Jake Gyllenhaal’s limited series Presumed Innocent is dropping on AppleTV+ on June 12 instead of June 14 as originally planned. The star, whose Road House reboot has brought mixed reviews on Amazon Prime, is embracing the small screen for the first time since his appearance on Homicide: Life on the Street in 1994.

Jake Gyllenhaal’s in ‘Presumed Innocent’

Presumed Innocent is being produced by David E. Kelley, J.J. Abrams’ Bad Robot, and Warner Bros. It is an adaptation of Scott Turow’s 1990 film in which Harrison Ford plays a lawyer doing double duty as an investigator looking for the murderer of his colleague.

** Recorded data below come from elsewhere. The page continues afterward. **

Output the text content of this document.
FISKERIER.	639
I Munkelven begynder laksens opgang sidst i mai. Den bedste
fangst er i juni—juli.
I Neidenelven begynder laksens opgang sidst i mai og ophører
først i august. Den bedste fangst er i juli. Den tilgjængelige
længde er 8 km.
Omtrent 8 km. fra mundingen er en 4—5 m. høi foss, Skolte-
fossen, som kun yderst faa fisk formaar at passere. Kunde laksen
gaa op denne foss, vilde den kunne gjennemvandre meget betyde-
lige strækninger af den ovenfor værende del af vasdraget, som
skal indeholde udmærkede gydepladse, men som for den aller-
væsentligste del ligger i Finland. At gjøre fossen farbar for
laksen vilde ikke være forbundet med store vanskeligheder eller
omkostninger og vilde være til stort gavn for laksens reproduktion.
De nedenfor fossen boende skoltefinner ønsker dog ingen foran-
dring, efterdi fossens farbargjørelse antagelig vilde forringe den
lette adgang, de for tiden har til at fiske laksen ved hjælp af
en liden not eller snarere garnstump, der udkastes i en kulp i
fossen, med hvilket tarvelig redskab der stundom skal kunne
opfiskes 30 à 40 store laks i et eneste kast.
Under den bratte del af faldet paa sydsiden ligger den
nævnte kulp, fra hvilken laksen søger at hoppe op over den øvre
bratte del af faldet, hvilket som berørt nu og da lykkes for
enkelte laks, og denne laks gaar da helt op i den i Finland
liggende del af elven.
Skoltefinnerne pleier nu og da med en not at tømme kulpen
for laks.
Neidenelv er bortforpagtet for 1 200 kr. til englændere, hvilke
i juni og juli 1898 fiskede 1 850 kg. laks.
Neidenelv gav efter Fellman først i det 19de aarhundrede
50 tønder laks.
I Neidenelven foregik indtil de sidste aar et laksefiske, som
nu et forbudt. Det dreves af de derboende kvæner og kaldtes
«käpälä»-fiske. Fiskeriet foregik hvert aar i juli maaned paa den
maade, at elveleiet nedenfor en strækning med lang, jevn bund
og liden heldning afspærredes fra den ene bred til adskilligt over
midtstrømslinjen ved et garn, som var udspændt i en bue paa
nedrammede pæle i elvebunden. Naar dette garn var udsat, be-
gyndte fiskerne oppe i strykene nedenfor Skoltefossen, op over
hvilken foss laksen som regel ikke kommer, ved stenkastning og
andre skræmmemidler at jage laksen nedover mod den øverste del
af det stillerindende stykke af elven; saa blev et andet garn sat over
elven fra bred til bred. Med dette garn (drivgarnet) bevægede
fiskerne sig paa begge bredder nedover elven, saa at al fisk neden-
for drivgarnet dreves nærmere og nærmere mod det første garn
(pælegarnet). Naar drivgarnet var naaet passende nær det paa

These types of sexy thrillers were popular in the ’90s and usually contained twist endings. Here’s the trailer for the original:

According to Deadline, Presumed Innocent doesn’t stray far from the source material: “…the Presumed Innocent series will explore obsession, sex, politics and the power and limits of love as the accused fights to hold his family and marriage together.”

Up next for Gyllenhaal is the Guy Ritchie action movie titled In the Grey scheduled for release in January 2025.

Presumed Innocent is an eight-episode limited series set to stream on AppleTV+ starting June 12.